Als ze te laat komen:
- Ik heb geen horloge.
- Mijn telefoon zat onderin mijn tas.
- Ik dacht dat we later aten.
- Ik heb helemaal niet gehoord hoe laat ik thuis moest komen
- Niemand wist precies hoe laat het was.
- Mijn telefoon was leeg, dus ik heb gewoon de tijd gegokt.
- We moesten omlopen omdat we nog iemand gingen wegbrengen.
- We gingen eerst nog wat eten kopen.
- Ik was verdwaald.
- Iedereen mocht later thuis komen.Als ze een onvoldoende halen:
- De stof was niet goed uitgelegd.
- We zaten ineens in een ander lokaal.
- Er waren meer dan tien opdrachten.
- Iemand tikte de hele tijd met een potlood op tafel.
- Ik had honger.
- Ik had hoofdstuk 10 geleerd, maar dat moest hoofdstuk 9 zijn.

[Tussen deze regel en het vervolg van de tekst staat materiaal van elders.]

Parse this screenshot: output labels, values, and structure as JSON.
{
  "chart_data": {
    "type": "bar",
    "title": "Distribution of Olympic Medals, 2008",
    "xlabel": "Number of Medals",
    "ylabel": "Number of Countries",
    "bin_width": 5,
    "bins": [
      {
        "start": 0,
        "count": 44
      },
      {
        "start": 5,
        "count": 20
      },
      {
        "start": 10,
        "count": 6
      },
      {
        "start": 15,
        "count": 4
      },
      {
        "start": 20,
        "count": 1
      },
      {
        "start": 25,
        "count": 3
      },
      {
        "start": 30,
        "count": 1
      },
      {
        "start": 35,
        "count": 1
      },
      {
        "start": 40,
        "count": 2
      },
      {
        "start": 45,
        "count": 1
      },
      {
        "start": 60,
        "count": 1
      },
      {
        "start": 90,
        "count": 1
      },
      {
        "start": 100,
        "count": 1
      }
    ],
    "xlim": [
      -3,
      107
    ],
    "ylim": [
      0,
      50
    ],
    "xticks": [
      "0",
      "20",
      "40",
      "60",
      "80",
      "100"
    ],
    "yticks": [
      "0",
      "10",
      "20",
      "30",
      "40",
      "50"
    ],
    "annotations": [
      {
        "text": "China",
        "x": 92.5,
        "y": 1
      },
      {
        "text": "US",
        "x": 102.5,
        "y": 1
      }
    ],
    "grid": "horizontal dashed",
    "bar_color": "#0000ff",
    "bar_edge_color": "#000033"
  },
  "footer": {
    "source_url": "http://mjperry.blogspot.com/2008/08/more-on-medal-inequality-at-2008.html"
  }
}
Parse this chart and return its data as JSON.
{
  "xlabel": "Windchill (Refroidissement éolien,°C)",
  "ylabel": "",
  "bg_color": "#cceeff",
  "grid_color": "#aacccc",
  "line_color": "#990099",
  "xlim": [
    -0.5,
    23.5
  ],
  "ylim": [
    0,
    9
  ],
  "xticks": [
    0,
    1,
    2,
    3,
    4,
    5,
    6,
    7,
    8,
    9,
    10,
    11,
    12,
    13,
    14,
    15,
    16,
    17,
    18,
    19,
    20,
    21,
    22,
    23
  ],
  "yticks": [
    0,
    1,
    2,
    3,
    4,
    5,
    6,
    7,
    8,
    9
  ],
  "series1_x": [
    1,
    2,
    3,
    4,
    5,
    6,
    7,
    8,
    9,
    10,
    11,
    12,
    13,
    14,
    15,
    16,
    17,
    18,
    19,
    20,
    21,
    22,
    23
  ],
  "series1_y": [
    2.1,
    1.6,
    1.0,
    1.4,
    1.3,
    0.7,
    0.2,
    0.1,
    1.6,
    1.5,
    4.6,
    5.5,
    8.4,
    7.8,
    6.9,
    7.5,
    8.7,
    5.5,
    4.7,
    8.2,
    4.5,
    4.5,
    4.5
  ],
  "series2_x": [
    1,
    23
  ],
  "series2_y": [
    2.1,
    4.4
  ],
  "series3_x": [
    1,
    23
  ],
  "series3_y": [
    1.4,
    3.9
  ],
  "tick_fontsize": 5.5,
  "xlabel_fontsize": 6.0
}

- De leraar snapte het zelf óók niet.
- Ik kon die man van de luistertoets echt niet verstaan.
- Ik dacht dat ik ziek was.
- Ik kon het lokaal niet vinden.
Als ze hun huiswerk niet af hebben:
- Mijn telefoon was leeg, dus ik kon niet op Magister inloggen.
- Ik dacht dat we huiswerk-vrij hadden.
- Ik dacht dat ik het al had gemaakt, maar dat was niet zo.
- Ik heb me in de week vergist.
- Ik kon de leraar niet goed verstaan.
- Iedereen zei dat het morgen pas af moest zijn.
- Ik moest de hond uitlaten.
- Ik moest van jou mijn kamer opruimen.
- Ik was mijn boek kwijt.
- Ik was mijn hoofd kwijt.
Als ze hun fiets kwijt zijn:
- Ik had hem echt daar neergezet, maar nu stond-ie er niet meer.
- Iemand heeft hem ergens anders neergezet.
- Ik dacht dat ik lopend was.
- Op school let niemand op de fietsen.
- Een vriend had hem even geleend.
- Iedereen pakt elkaars fiets.
- Ik heb hem gewoon op een hoek gezet, maar dat mag blijkbaar niet.
- Het is altijd een rommel in het fietsenhok.
- De fietsenstalling was op slot.
- Ik heb toch geen fiets meer nodig.